Stefan Niggemeier has a nice story about the “theft” of “intellectual property”.
Niggemeier tells the compelling story of this video:
A particular charm of this film is accounted for by the music, and that Jon Rawlinson actually must not use. Even though he properly names the source and even links to the title on iTunes – he has not asked the group Barcelona, by which the track is, for admission. He has just taken what isn’t his.
What happened now?
Many people who liked the track (and who could listen to it and even download it from Youtube at any time) bought the track on iTunes. And the album climbed, although it’s nearly two years old, suddenly into the rock charts of the American iTunes store; e.g. yesterday it ranked 53rd.
And the band itself had its say and uploaded a video answer on YouTube. In it they say how much they are flattered about Rawlinson choosing their music, introduce themselves, thank and advertise their tour on which they had already met people who noticed them via the aquarium video:
Niggemeier draws the conclusion that “the moral [of this story] is not that anybody may just ignore the copyright of others […]. The moral of this story is that not every unauthorized use of a work harms the artist.”

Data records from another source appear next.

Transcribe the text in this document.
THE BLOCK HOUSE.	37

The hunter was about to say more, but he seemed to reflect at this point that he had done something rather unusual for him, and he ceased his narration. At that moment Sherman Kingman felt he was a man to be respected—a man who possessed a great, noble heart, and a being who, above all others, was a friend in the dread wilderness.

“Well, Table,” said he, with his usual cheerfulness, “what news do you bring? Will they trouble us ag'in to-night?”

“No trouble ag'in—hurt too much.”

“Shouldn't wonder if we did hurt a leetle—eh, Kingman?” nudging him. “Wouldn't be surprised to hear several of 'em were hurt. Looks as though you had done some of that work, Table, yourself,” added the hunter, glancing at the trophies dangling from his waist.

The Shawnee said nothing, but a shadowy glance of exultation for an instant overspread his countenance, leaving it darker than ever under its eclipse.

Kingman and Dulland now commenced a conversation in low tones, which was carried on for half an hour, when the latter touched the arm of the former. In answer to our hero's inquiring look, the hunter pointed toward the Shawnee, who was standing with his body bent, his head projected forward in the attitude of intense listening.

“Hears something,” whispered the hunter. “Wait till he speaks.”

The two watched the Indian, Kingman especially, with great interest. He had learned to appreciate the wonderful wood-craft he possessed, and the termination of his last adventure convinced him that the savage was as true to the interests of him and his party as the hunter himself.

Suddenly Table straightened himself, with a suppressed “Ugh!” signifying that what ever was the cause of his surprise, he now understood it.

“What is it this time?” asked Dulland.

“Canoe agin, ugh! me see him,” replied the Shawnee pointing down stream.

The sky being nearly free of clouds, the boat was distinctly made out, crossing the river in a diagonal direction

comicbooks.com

While I agree with Niggemeier on this, I think this story is above all a brilliant example of how Creative Commons licensing works for the best of artists as well as society. Had their music been CC licensed, Rawlinson had had the right to use Barcelona’s music in his video. If the Creative Commons license had been one that allows for derivative works, that is.
That’s the reason why I strongly advocate for the use of Creative Commons licenses that enable others to build upon ones own work. Giving others the right not only to share, but also to remix what one has created means providing other artists with material for their creation. The reward can be diverse – and, as we see in the case of Barcelona, even monetary.